Investing.com - Manufacturing activity in the Chicago-area in February contracted for the fourth time in the past six months, dampening optimism over the U.S. economic outlook, industry data showed on Monday.
In a report, market research group Kingsbury International said its Chicago purchasing managers’ index tumbled by 8.0 points to a seasonally adjusted 47.6 this month from a reading of 55.6 in January. Analysts had expected the index to fall 2.6 points to 53.0 in February.
The Barometer’s decline was led by an 18.5 drop in Production, which completely reversed January’s near 16 point gain, pushing it back into contraction.
New Orders also fell sharply and Order Backlogs slipped further into contraction, a situation that has persisted for a year.
Employment also declined significantly, leaving it at the lowest since November 2009 and the fifth consecutive month below 50.
On the index, a reading above 50.0 indicates expansion, below indicates contraction.
Chief Economist of MNI Indicators Philip Uglow said, “If one looks beyond the gyrations seen over the past three months then trend activity has been running a little below the 50 neutral mark, highlighting continued sluggish activity levels, with manufacturers under particular pressure.”

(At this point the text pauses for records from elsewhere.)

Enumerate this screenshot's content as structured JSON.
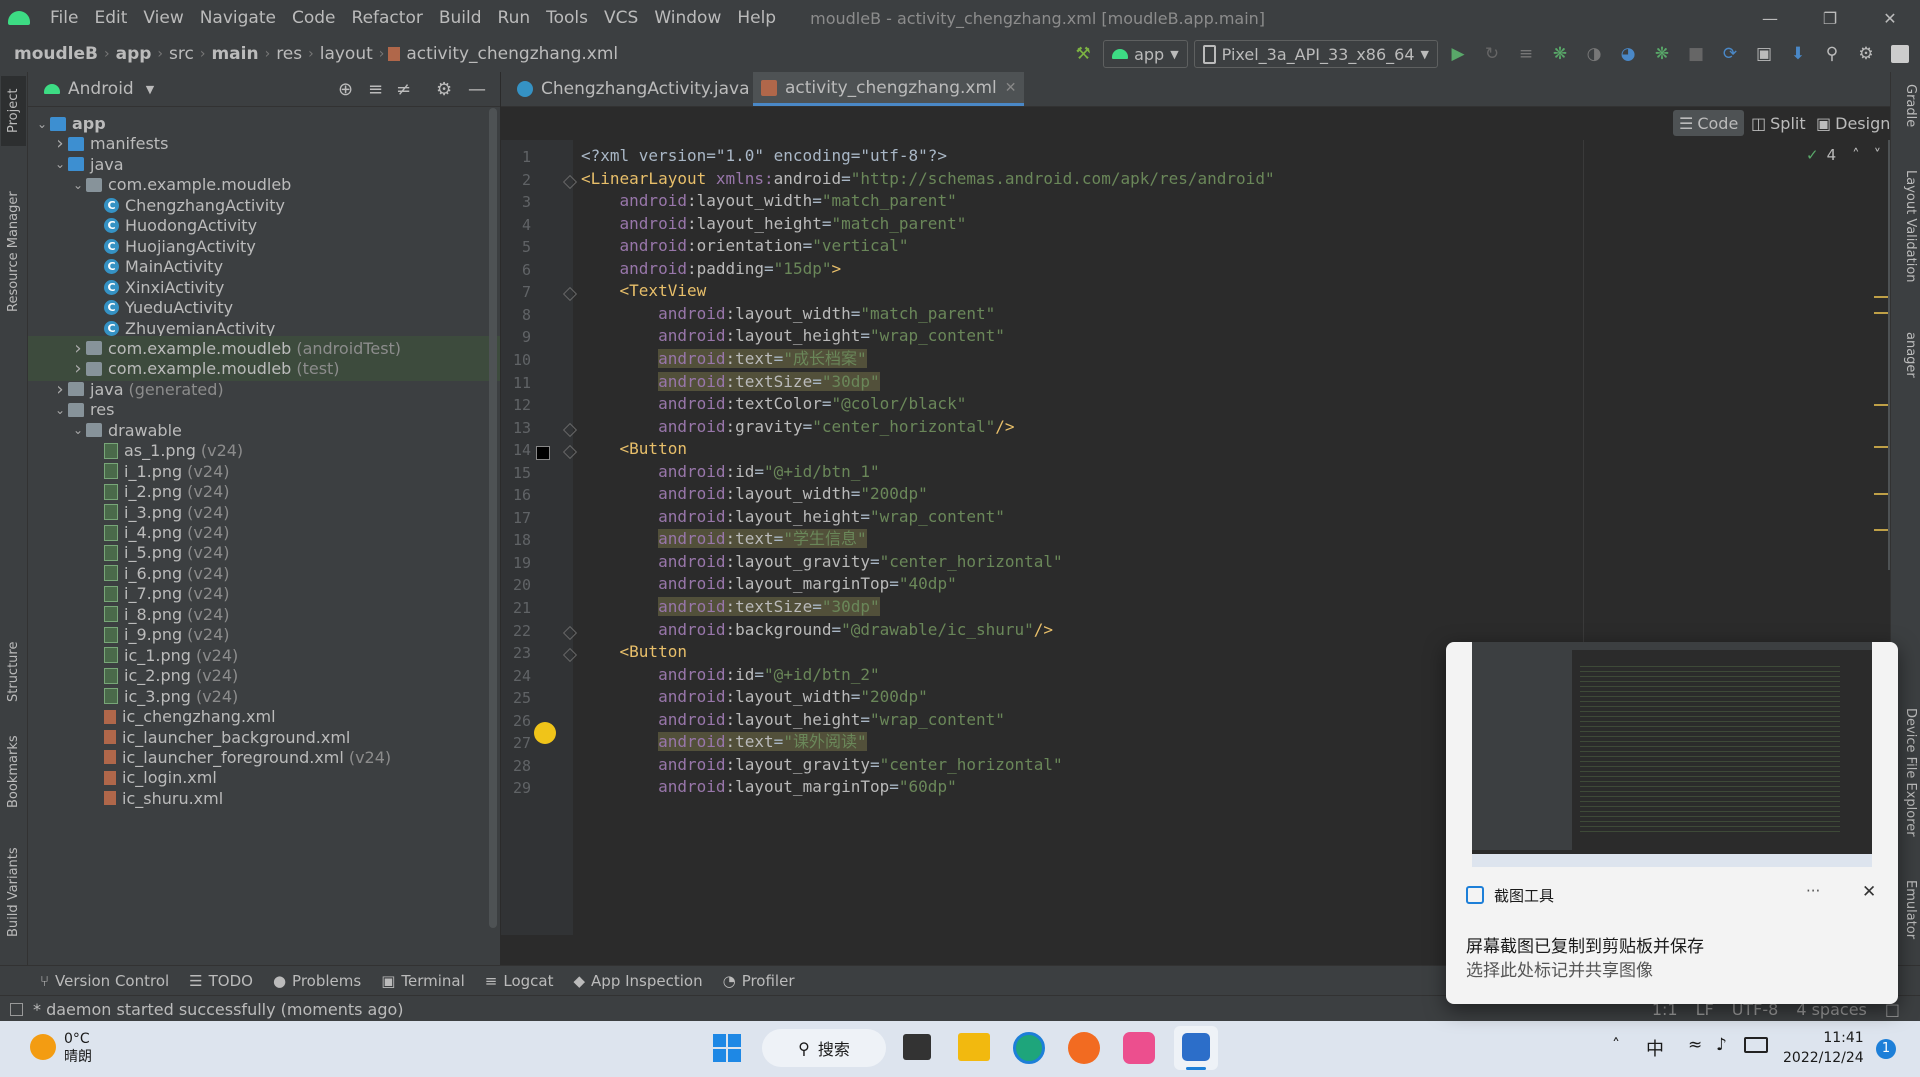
{
  "menubar": {
    "items": [
      "File",
      "Edit",
      "View",
      "Navigate",
      "Code",
      "Refactor",
      "Build",
      "Run",
      "Tools",
      "VCS",
      "Window",
      "Help"
    ],
    "window_title": "moudleB - activity_chengzhang.xml [moudleB.app.main]"
  },
  "navbar": {
    "crumbs": [
      "moudleB",
      "app",
      "src",
      "main",
      "res",
      "layout",
      "activity_chengzhang.xml"
    ],
    "run_config": "app",
    "device": "Pixel_3a_API_33_x86_64"
  },
  "left_stripe": [
    "Project",
    "Resource Manager",
    "Structure",
    "Bookmarks",
    "Build Variants"
  ],
  "project": {
    "view": "Android",
    "tree": [
      {
        "label": "app",
        "extra": "",
        "type": "app",
        "indent": 0,
        "arrow": "down",
        "bold": true
      },
      {
        "label": "manifests",
        "extra": "",
        "type": "folder-blue",
        "indent": 1,
        "arrow": "right"
      },
      {
        "label": "java",
        "extra": "",
        "type": "folder-blue",
        "indent": 1,
        "arrow": "down"
      },
      {
        "label": "com.example.moudleb",
        "extra": "",
        "type": "pkg",
        "indent": 2,
        "arrow": "down"
      },
      {
        "label": "ChengzhangActivity",
        "extra": "",
        "type": "class",
        "indent": 3,
        "arrow": ""
      },
      {
        "label": "HuodongActivity",
        "extra": "",
        "type": "class",
        "indent": 3,
        "arrow": ""
      },
      {
        "label": "HuojiangActivity",
        "extra": "",
        "type": "class",
        "indent": 3,
        "arrow": ""
      },
      {
        "label": "MainActivity",
        "extra": "",
        "type": "class",
        "indent": 3,
        "arrow": ""
      },
      {
        "label": "XinxiActivity",
        "extra": "",
        "type": "class",
        "indent": 3,
        "arrow": ""
      },
      {
        "label": "YueduActivity",
        "extra": "",
        "type": "class",
        "indent": 3,
        "arrow": ""
      },
      {
        "label": "ZhuyemianActivity",
        "extra": "",
        "type": "class",
        "indent": 3,
        "arrow": ""
      },
      {
        "label": "com.example.moudleb",
        "extra": "(androidTest)",
        "type": "pkg",
        "indent": 2,
        "arrow": "right",
        "sel": true
      },
      {
        "label": "com.example.moudleb",
        "extra": "(test)",
        "type": "pkg",
        "indent": 2,
        "arrow": "right",
        "sel": true
      },
      {
        "label": "java",
        "extra": "(generated)",
        "type": "folder",
        "indent": 1,
        "arrow": "right"
      },
      {
        "label": "res",
        "extra": "",
        "type": "folder",
        "indent": 1,
        "arrow": "down"
      },
      {
        "label": "drawable",
        "extra": "",
        "type": "folder",
        "indent": 2,
        "arrow": "down"
      },
      {
        "label": "as_1.png",
        "extra": "(v24)",
        "type": "png",
        "indent": 3,
        "arrow": ""
      },
      {
        "label": "i_1.png",
        "extra": "(v24)",
        "type": "png",
        "indent": 3,
        "arrow": ""
      },
      {
        "label": "i_2.png",
        "extra": "(v24)",
        "type": "png",
        "indent": 3,
        "arrow": ""
      },
      {
        "label": "i_3.png",
        "extra": "(v24)",
        "type": "png",
        "indent": 3,
        "arrow": ""
      },
      {
        "label": "i_4.png",
        "extra": "(v24)",
        "type": "png",
        "indent": 3,
        "arrow": ""
      },
      {
        "label": "i_5.png",
        "extra": "(v24)",
        "type": "png",
        "indent": 3,
        "arrow": ""
      },
      {
        "label": "i_6.png",
        "extra": "(v24)",
        "type": "png",
        "indent": 3,
        "arrow": ""
      },
      {
        "label": "i_7.png",
        "extra": "(v24)",
        "type": "png",
        "indent": 3,
        "arrow": ""
      },
      {
        "label": "i_8.png",
        "extra": "(v24)",
        "type": "png",
        "indent": 3,
        "arrow": ""
      },
      {
        "label": "i_9.png",
        "extra": "(v24)",
        "type": "png",
        "indent": 3,
        "arrow": ""
      },
      {
        "label": "ic_1.png",
        "extra": "(v24)",
        "type": "png",
        "indent": 3,
        "arrow": ""
      },
      {
        "label": "ic_2.png",
        "extra": "(v24)",
        "type": "png",
        "indent": 3,
        "arrow": ""
      },
      {
        "label": "ic_3.png",
        "extra": "(v24)",
        "type": "png",
        "indent": 3,
        "arrow": ""
      },
      {
        "label": "ic_chengzhang.xml",
        "extra": "",
        "type": "xml",
        "indent": 3,
        "arrow": ""
      },
      {
        "label": "ic_launcher_background.xml",
        "extra": "",
        "type": "xml",
        "indent": 3,
        "arrow": ""
      },
      {
        "label": "ic_launcher_foreground.xml",
        "extra": "(v24)",
        "type": "xml",
        "indent": 3,
        "arrow": ""
      },
      {
        "label": "ic_login.xml",
        "extra": "",
        "type": "xml",
        "indent": 3,
        "arrow": ""
      },
      {
        "label": "ic_shuru.xml",
        "extra": "",
        "type": "xml",
        "indent": 3,
        "arrow": ""
      }
    ]
  },
  "editor": {
    "tabs": [
      {
        "label": "ChengzhangActivity.java",
        "kind": "java",
        "active": false
      },
      {
        "label": "activity_chengzhang.xml",
        "kind": "xml",
        "active": true
      }
    ],
    "view_modes": [
      "Code",
      "Split",
      "Design"
    ],
    "inspection": "4",
    "lines": [
      [
        [
          "",
          "<?xml version=\"1.0\" encoding=\"utf-8\"?>"
        ]
      ],
      [
        [
          "tag",
          "<LinearLayout "
        ],
        [
          "ns",
          "xmlns:"
        ],
        [
          "attr",
          "android"
        ],
        [
          "",
          "="
        ],
        [
          "val",
          "\"http://schemas.android.com/apk/res/android\""
        ]
      ],
      [
        [
          "",
          "    "
        ],
        [
          "ns",
          "android"
        ],
        [
          "attr",
          ":layout_width"
        ],
        [
          "",
          "="
        ],
        [
          "val",
          "\"match_parent\""
        ]
      ],
      [
        [
          "",
          "    "
        ],
        [
          "ns",
          "android"
        ],
        [
          "attr",
          ":layout_height"
        ],
        [
          "",
          "="
        ],
        [
          "val",
          "\"match_parent\""
        ]
      ],
      [
        [
          "",
          "    "
        ],
        [
          "ns",
          "android"
        ],
        [
          "attr",
          ":orientation"
        ],
        [
          "",
          "="
        ],
        [
          "val",
          "\"vertical\""
        ]
      ],
      [
        [
          "",
          "    "
        ],
        [
          "ns",
          "android"
        ],
        [
          "attr",
          ":padding"
        ],
        [
          "",
          "="
        ],
        [
          "val",
          "\"15dp\""
        ],
        [
          "tag",
          ">"
        ]
      ],
      [
        [
          "",
          "    "
        ],
        [
          "tag",
          "<TextView"
        ]
      ],
      [
        [
          "",
          "        "
        ],
        [
          "ns",
          "android"
        ],
        [
          "attr",
          ":layout_width"
        ],
        [
          "",
          "="
        ],
        [
          "val",
          "\"match_parent\""
        ]
      ],
      [
        [
          "",
          "        "
        ],
        [
          "ns",
          "android"
        ],
        [
          "attr",
          ":layout_height"
        ],
        [
          "",
          "="
        ],
        [
          "val",
          "\"wrap_content\""
        ]
      ],
      [
        [
          "",
          "        "
        ],
        [
          "hl ns",
          "android"
        ],
        [
          "hl attr",
          ":text"
        ],
        [
          "hl",
          "="
        ],
        [
          "hl val",
          "\"成长档案\""
        ]
      ],
      [
        [
          "",
          "        "
        ],
        [
          "hl ns",
          "android"
        ],
        [
          "hl attr",
          ":textSize"
        ],
        [
          "hl",
          "="
        ],
        [
          "hl val",
          "\"30dp\""
        ]
      ],
      [
        [
          "",
          "        "
        ],
        [
          "ns",
          "android"
        ],
        [
          "attr",
          ":textColor"
        ],
        [
          "",
          "="
        ],
        [
          "val",
          "\"@color/black\""
        ]
      ],
      [
        [
          "",
          "        "
        ],
        [
          "ns",
          "android"
        ],
        [
          "attr",
          ":gravity"
        ],
        [
          "",
          "="
        ],
        [
          "val",
          "\"center_horizontal\""
        ],
        [
          "tag",
          "/>"
        ]
      ],
      [
        [
          "",
          "    "
        ],
        [
          "tag",
          "<Button"
        ]
      ],
      [
        [
          "",
          "        "
        ],
        [
          "ns",
          "android"
        ],
        [
          "attr",
          ":id"
        ],
        [
          "",
          "="
        ],
        [
          "val",
          "\"@+id/btn_1\""
        ]
      ],
      [
        [
          "",
          "        "
        ],
        [
          "ns",
          "android"
        ],
        [
          "attr",
          ":layout_width"
        ],
        [
          "",
          "="
        ],
        [
          "val",
          "\"200dp\""
        ]
      ],
      [
        [
          "",
          "        "
        ],
        [
          "ns",
          "android"
        ],
        [
          "attr",
          ":layout_height"
        ],
        [
          "",
          "="
        ],
        [
          "val",
          "\"wrap_content\""
        ]
      ],
      [
        [
          "",
          "        "
        ],
        [
          "hl ns",
          "android"
        ],
        [
          "hl attr",
          ":text"
        ],
        [
          "hl",
          "="
        ],
        [
          "hl val",
          "\"学生信息\""
        ]
      ],
      [
        [
          "",
          "        "
        ],
        [
          "ns",
          "android"
        ],
        [
          "attr",
          ":layout_gravity"
        ],
        [
          "",
          "="
        ],
        [
          "val",
          "\"center_horizontal\""
        ]
      ],
      [
        [
          "",
          "        "
        ],
        [
          "ns",
          "android"
        ],
        [
          "attr",
          ":layout_marginTop"
        ],
        [
          "",
          "="
        ],
        [
          "val",
          "\"40dp\""
        ]
      ],
      [
        [
          "",
          "        "
        ],
        [
          "hl ns",
          "android"
        ],
        [
          "hl attr",
          ":textSize"
        ],
        [
          "hl",
          "="
        ],
        [
          "hl val",
          "\"30dp\""
        ]
      ],
      [
        [
          "",
          "        "
        ],
        [
          "ns",
          "android"
        ],
        [
          "attr",
          ":background"
        ],
        [
          "",
          "="
        ],
        [
          "val",
          "\"@drawable/ic_shuru\""
        ],
        [
          "tag",
          "/>"
        ]
      ],
      [
        [
          "",
          "    "
        ],
        [
          "tag",
          "<Button"
        ]
      ],
      [
        [
          "",
          "        "
        ],
        [
          "ns",
          "android"
        ],
        [
          "attr",
          ":id"
        ],
        [
          "",
          "="
        ],
        [
          "val",
          "\"@+id/btn_2\""
        ]
      ],
      [
        [
          "",
          "        "
        ],
        [
          "ns",
          "android"
        ],
        [
          "attr",
          ":layout_width"
        ],
        [
          "",
          "="
        ],
        [
          "val",
          "\"200dp\""
        ]
      ],
      [
        [
          "",
          "        "
        ],
        [
          "ns",
          "android"
        ],
        [
          "attr",
          ":layout_height"
        ],
        [
          "",
          "="
        ],
        [
          "val",
          "\"wrap_content\""
        ]
      ],
      [
        [
          "",
          "        "
        ],
        [
          "hl ns",
          "android"
        ],
        [
          "hl attr",
          ":text"
        ],
        [
          "hl",
          "="
        ],
        [
          "hl val",
          "\"课外阅读\""
        ]
      ],
      [
        [
          "",
          "        "
        ],
        [
          "ns",
          "android"
        ],
        [
          "attr",
          ":layout_gravity"
        ],
        [
          "",
          "="
        ],
        [
          "val",
          "\"center_horizontal\""
        ]
      ],
      [
        [
          "",
          "        "
        ],
        [
          "ns",
          "android"
        ],
        [
          "attr",
          ":layout_marginTop"
        ],
        [
          "",
          "="
        ],
        [
          "val",
          "\"60dp\""
        ]
      ]
    ]
  },
  "right_stripe": [
    "Gradle",
    "Layout Validation",
    "anager",
    "Device File Explorer",
    "Emulator"
  ],
  "bottom_tools": [
    "Version Control",
    "TODO",
    "Problems",
    "Terminal",
    "Logcat",
    "App Inspection",
    "Profiler"
  ],
  "status": {
    "message": "* daemon started successfully (moments ago)",
    "position": "1:1",
    "line_sep": "LF",
    "encoding": "UTF-8",
    "indent": "4 spaces"
  },
  "toast": {
    "app": "截图工具",
    "more": "···",
    "title": "屏幕截图已复制到剪贴板并保存",
    "body": "选择此处标记并共享图像"
  },
  "taskbar": {
    "temp": "0°C",
    "weather": "晴朗",
    "search": "搜索",
    "ime": "中",
    "time": "11:41",
    "date": "2022/12/24",
    "badge": "1"
  },
  "colors": {
    "accent": "#4a88c7",
    "android_green": "#3ddc84"
  }
}
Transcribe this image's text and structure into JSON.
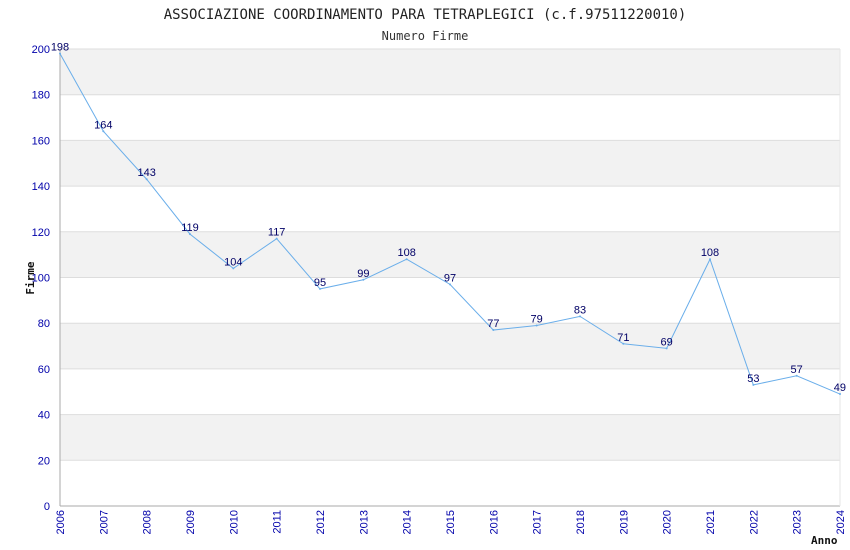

EUR/USD was trading at 1.0884 from around 1.0886 ahead of the release of the data, GBP/USD was at 1.3883 from 1.3876 earlier, while USD/JPY was at 112.95 from 112.97 earlier.
The US dollar index, which tracks the greenback against a basket of six major rivals, was at 98.25, compared to 98.27 ahead of the report.
Meanwhile, U.S. stock markets were lower after the open. The Dow 30 shed 0.15%, the S&P 500 dipped 0.15%, while the Nasdaq Composite declined 0.1%.
Elsewhere, in the commodities market, gold futures traded at $1,234.50 a troy ounce, compared to $1,234.20 ahead of the data, while crude oil traded at $33.19 a barrel from $33.16 earlier.